Sure, nobody expects The Washington Post Editorial Board to earn a “Profile in Courage” entry anytime soon. But with its September 16 editorial on the systematic decades-long sexual abuse of children in Rotherham, England, the Board showed the same cowardice that enabled the Rotherham abusers.
According to the Post, “Sorting out why officials closed their eyes or looked the other way as an estimated 1,400 young girls were raped and brutally exploited from 1997 to 2013 will require Rotherham and the rest of Britain to come to grips with uncomfortable questions about race, class and gender.” But what about the uncomfortable questions about Islam? Unlike a previous report in its own paper, the editorial never mentioned that.

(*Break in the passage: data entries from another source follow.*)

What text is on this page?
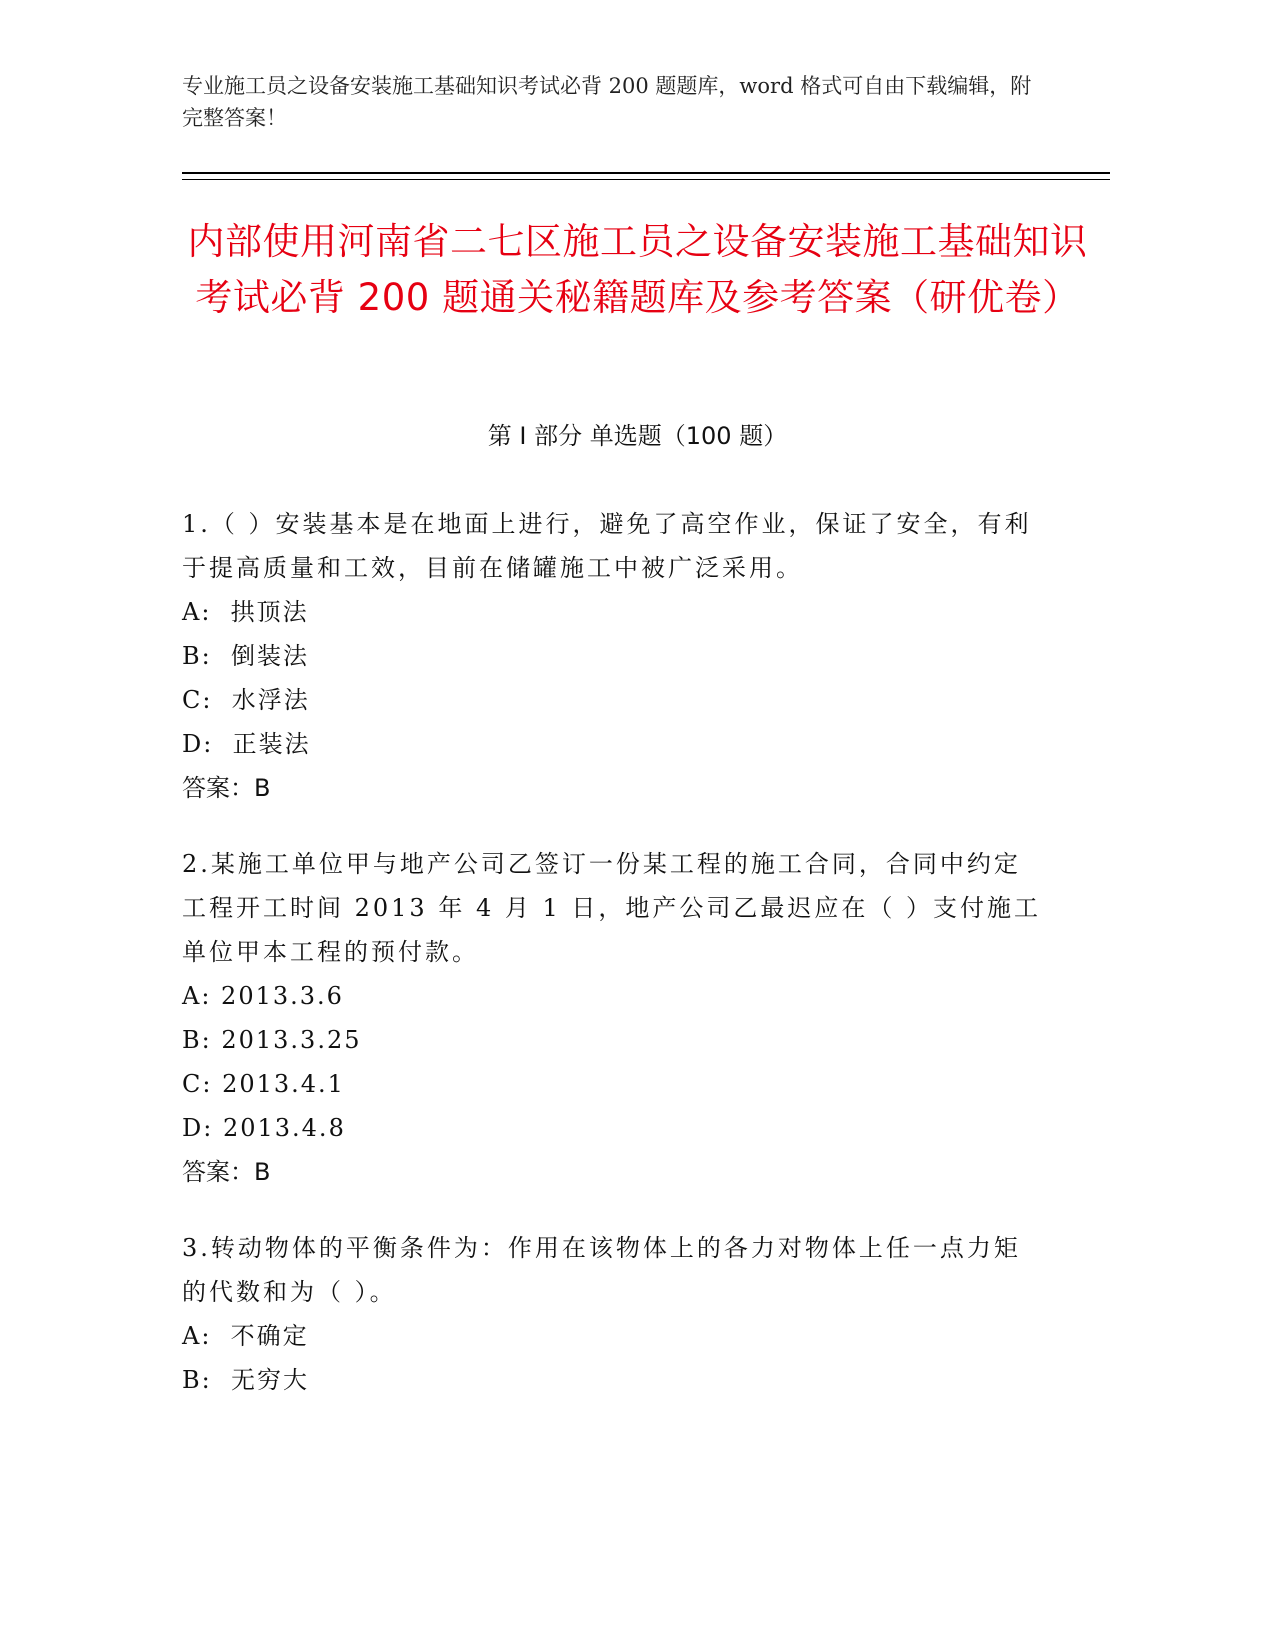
专业施工员之设备安装施工基础知识考试必背 200 题题库，word 格式可自由下载编辑，附完整答案！
内部使用河南省二七区施工员之设备安装施工基础知识考试必背 200 题通关秘籍题库及参考答案（研优卷）
第 I 部分 单选题（100 题）
1.（ ）安装基本是在地面上进行，避免了高空作业，保证了安全，有利于提高质量和工效，目前在储罐施工中被广泛采用。
A:  拱顶法
B:  倒装法
C:  水浮法
D:  正装法
答案：B
2.某施工单位甲与地产公司乙签订一份某工程的施工合同，合同中约定工程开工时间 2013 年 4 月 1 日，地产公司乙最迟应在（ ）支付施工单位甲本工程的预付款。
A: 2013.3.6
B: 2013.3.25
C: 2013.4.1
D: 2013.4.8
答案：B
3.转动物体的平衡条件为：作用在该物体上的各力对物体上任一点力矩的代数和为（ ）。
A:  不确定
B:  无穷大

Oh, the Post tip-toed up to the I-word, but never summoned the will to use it. Instead, and without apparent irony, it stated, “Among the disturbing explanations for this complicit indifference is the fear of appearing insensitive or even racist since the perpetrators were members of the local Pakistani community.” Police and officials didn’t want to “rock the multicultural community boat,” in the words of a local official.

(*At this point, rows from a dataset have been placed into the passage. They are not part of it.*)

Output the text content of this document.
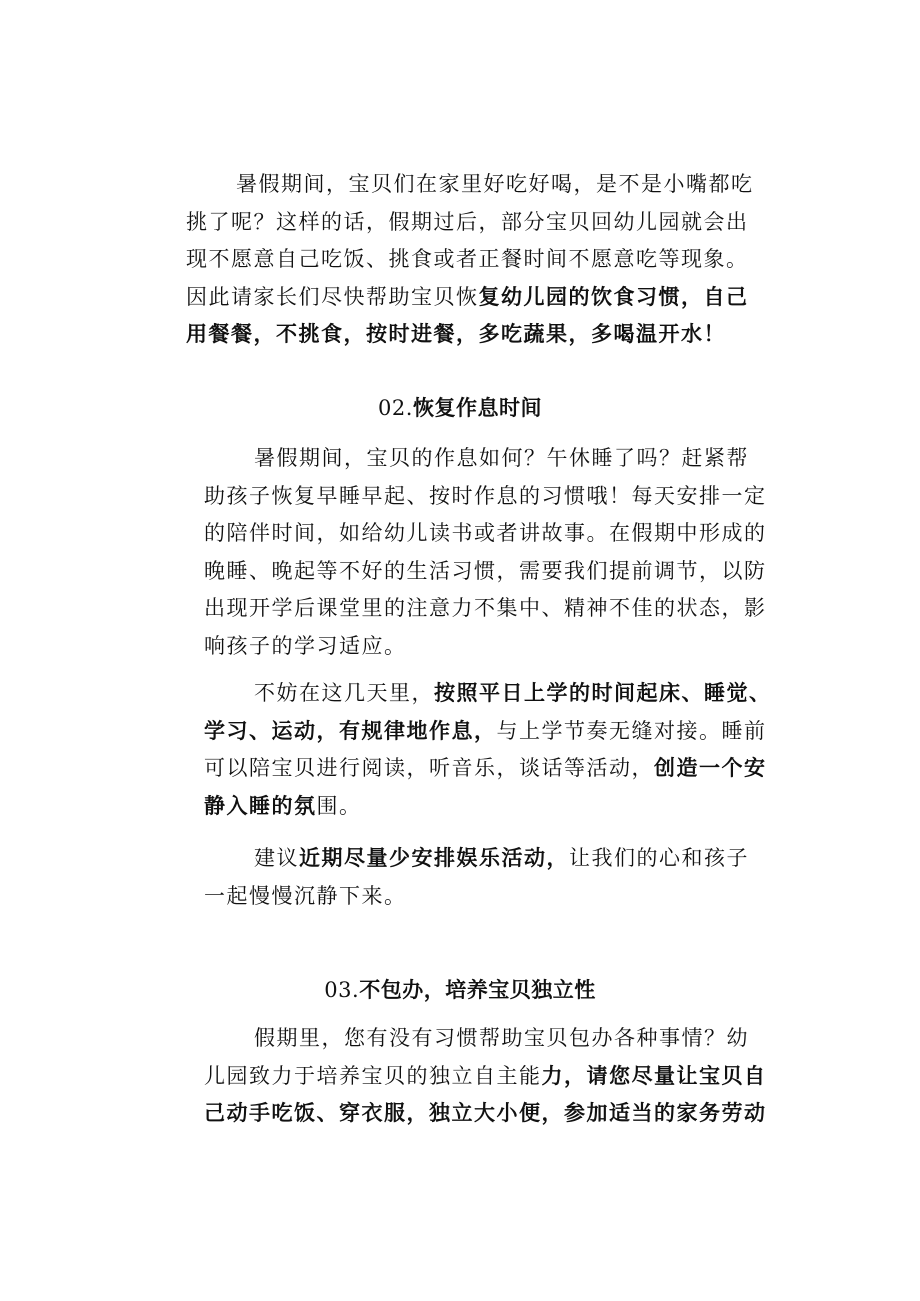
暑假期间，宝贝们在家里好吃好喝，是不是小嘴都吃
挑了呢？这样的话，假期过后，部分宝贝回幼儿园就会出
现不愿意自己吃饭、挑食或者正餐时间不愿意吃等现象。
因此请家长们尽快帮助宝贝恢复幼儿园的饮食习惯，自己
用餐餐，不挑食，按时进餐，多吃蔬果，多喝温开水！
02.恢复作息时间
暑假期间，宝贝的作息如何？午休睡了吗？赶紧帮
助孩子恢复早睡早起、按时作息的习惯哦！每天安排一定
的陪伴时间，如给幼儿读书或者讲故事。在假期中形成的
晚睡、晚起等不好的生活习惯，需要我们提前调节，以防
出现开学后课堂里的注意力不集中、精神不佳的状态，影
响孩子的学习适应。
不妨在这几天里，按照平日上学的时间起床、睡觉、
学习、运动，有规律地作息，与上学节奏无缝对接。睡前
可以陪宝贝进行阅读，听音乐，谈话等活动，创造一个安
静入睡的氛围。
建议近期尽量少安排娱乐活动，让我们的心和孩子
一起慢慢沉静下来。
03.不包办，培养宝贝独立性
假期里，您有没有习惯帮助宝贝包办各种事情？幼
儿园致力于培养宝贝的独立自主能力，请您尽量让宝贝自
己动手吃饭、穿衣服，独立大小便，参加适当的家务劳动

So according to the Post, it was an ethnic thing – something Pakistani Christians will be distressed to learn. It had nothing to do with a religion that views women as chattel, that forces pre-pubescent girls into arranged marriages with old men, that sometimes features forced female circumcision, and whose Sharia law punishes women for their own rapes.
How could a faith that countenances stoning adulteresses and throwing acid in the face of uncovered women engender sexual violence against girls? And why would Rotherham authorities be skittish about questioning men whose coreligionists respond to cartoons with murder and rioting?
Perhaps it’s unsurprising that to the Post, such sexual abuse can only be about “race, class and gender.” After all, the Catholic Church isn’t involved.